Quant à le suivre, ou pour essayer seulement de le réaliser, elle était bien trop de son sexe et de son temps. Je ne parle point ici de ses premiers essais, d’Adélaïde et Théodore, ou de l’Histoire de Pauline ; mais Delphine et Corinne, comme aussi bien René, comme Oberman, comme Adolphe, comme Indiana, sont des romans lyriques, dont la flamme de l’amour est l’aliment intérieur, et surtout dont l’auteur vit lui-même la vie de ses personnages, n’a pas la force encore de se détacher d’eux, ne les conçoit que par rapport à lui, ne les anime enfin que de ses propres sentimens.
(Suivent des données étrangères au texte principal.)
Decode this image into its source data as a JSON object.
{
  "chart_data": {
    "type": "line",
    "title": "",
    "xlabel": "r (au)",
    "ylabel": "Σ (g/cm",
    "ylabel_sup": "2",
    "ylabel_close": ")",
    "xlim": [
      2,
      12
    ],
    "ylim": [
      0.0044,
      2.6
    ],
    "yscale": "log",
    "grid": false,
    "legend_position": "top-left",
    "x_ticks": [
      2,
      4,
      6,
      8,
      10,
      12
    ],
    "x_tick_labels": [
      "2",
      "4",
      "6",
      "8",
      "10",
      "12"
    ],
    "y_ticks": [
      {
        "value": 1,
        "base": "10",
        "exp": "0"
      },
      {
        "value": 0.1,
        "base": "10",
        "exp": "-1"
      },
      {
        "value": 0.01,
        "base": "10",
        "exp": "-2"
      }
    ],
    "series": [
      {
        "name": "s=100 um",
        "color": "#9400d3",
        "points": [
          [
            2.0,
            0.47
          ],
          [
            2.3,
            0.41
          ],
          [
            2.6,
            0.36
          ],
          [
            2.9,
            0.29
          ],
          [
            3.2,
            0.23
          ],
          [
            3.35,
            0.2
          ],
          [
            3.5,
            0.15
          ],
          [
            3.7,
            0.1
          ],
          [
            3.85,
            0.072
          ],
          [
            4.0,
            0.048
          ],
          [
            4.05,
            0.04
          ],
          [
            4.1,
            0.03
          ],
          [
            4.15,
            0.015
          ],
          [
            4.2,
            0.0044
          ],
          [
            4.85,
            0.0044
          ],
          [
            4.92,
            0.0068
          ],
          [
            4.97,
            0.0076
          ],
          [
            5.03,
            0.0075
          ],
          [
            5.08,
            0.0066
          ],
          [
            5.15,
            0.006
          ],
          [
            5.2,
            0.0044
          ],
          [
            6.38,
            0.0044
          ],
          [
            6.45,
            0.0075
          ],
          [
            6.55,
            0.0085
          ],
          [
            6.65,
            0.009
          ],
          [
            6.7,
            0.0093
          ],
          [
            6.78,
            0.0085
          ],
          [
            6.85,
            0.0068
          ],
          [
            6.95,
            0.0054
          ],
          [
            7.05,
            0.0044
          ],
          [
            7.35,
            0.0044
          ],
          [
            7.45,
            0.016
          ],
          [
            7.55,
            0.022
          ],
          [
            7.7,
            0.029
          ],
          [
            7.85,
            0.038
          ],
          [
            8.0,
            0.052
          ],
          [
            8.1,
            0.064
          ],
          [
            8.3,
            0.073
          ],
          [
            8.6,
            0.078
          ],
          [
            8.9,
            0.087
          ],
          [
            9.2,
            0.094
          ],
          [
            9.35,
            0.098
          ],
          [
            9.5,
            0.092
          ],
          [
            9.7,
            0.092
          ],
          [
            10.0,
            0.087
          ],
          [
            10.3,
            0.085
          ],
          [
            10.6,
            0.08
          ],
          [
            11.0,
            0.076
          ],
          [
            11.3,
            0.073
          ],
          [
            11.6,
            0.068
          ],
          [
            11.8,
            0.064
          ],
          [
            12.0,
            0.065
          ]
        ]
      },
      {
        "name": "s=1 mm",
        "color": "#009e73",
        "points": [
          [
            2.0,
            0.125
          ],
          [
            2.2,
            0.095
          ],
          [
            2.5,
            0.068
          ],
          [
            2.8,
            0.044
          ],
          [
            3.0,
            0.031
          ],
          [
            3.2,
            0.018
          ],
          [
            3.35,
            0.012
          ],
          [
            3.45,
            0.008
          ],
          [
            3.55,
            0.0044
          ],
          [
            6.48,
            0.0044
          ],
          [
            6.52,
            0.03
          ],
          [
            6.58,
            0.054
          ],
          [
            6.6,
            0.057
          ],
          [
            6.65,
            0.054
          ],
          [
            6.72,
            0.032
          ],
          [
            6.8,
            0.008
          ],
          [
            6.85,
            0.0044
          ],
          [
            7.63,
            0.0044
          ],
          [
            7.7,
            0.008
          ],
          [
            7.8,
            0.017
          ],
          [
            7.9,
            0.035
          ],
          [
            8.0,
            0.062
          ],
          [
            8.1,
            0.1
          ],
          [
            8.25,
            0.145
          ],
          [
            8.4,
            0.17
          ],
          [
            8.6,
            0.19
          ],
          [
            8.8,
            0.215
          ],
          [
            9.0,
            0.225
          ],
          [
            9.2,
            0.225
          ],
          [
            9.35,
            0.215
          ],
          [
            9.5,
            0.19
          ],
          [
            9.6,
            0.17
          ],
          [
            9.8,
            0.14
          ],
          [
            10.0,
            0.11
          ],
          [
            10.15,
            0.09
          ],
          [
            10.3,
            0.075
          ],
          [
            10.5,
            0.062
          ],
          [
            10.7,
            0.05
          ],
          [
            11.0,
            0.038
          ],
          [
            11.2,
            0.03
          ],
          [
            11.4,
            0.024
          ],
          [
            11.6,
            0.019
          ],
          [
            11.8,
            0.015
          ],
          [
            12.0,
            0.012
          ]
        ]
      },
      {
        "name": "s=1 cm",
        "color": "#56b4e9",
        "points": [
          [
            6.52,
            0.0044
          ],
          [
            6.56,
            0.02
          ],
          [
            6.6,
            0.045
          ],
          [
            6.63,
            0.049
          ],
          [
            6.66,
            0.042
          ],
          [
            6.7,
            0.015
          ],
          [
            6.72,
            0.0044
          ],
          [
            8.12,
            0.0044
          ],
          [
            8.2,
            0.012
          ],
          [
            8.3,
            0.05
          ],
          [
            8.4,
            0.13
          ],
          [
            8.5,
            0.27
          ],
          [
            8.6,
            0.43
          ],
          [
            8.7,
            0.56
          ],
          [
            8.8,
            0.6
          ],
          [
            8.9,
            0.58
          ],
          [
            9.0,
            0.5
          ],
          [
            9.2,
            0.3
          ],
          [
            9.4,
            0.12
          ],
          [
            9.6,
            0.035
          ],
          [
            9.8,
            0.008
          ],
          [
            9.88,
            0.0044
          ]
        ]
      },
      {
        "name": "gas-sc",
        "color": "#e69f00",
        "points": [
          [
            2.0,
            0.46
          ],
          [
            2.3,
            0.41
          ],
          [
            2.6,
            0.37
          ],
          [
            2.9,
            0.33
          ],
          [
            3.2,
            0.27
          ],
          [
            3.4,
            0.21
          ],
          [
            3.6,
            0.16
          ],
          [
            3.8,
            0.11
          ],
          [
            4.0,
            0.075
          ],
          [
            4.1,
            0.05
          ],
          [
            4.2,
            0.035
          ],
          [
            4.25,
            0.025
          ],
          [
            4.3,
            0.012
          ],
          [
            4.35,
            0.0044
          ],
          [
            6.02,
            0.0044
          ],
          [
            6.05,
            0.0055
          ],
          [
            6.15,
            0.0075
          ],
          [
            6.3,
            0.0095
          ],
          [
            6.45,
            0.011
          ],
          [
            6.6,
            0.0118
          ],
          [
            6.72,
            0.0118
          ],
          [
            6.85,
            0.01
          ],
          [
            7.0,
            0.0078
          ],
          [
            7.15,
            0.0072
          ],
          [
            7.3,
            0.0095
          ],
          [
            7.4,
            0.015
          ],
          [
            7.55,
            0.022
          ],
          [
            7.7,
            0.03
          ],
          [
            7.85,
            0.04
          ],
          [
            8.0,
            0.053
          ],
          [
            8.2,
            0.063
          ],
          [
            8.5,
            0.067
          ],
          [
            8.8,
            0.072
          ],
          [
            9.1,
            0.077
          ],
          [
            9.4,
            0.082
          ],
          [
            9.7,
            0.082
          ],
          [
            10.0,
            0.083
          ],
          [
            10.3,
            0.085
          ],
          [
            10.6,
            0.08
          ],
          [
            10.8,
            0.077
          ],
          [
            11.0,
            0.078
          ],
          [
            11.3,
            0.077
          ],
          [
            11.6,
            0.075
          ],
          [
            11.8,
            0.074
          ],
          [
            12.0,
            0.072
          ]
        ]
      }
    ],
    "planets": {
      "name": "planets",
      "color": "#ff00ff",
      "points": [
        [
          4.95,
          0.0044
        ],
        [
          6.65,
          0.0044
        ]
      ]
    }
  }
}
Il n’y a pas d’indiscrétion à le redire aujourd’hui, puisqu’au lendemain de la mort de Mme de Staël, c’est Mme Necker de Saussure qui le disait déjà : « Corinne est l’idéal de Mme de Staël, Delphine en est la réalité durant sa jeunesse. » On dirait mieux encore : Corinne, c’est toute son intelligence, et Delphine, c’est toute sa sensibilité. Je laisse d’ailleurs à ceux pour qui ce genre de recherches peut avoir quelque attrait le soin de soulever les masques, et de reconnaître Talleyrand, par exemple, sous les traits de Mme de Vernon, ou Benjamin Constant sous ceux de M. de Lebensei, — qui seraient, en ce cas, singulièrement flattés.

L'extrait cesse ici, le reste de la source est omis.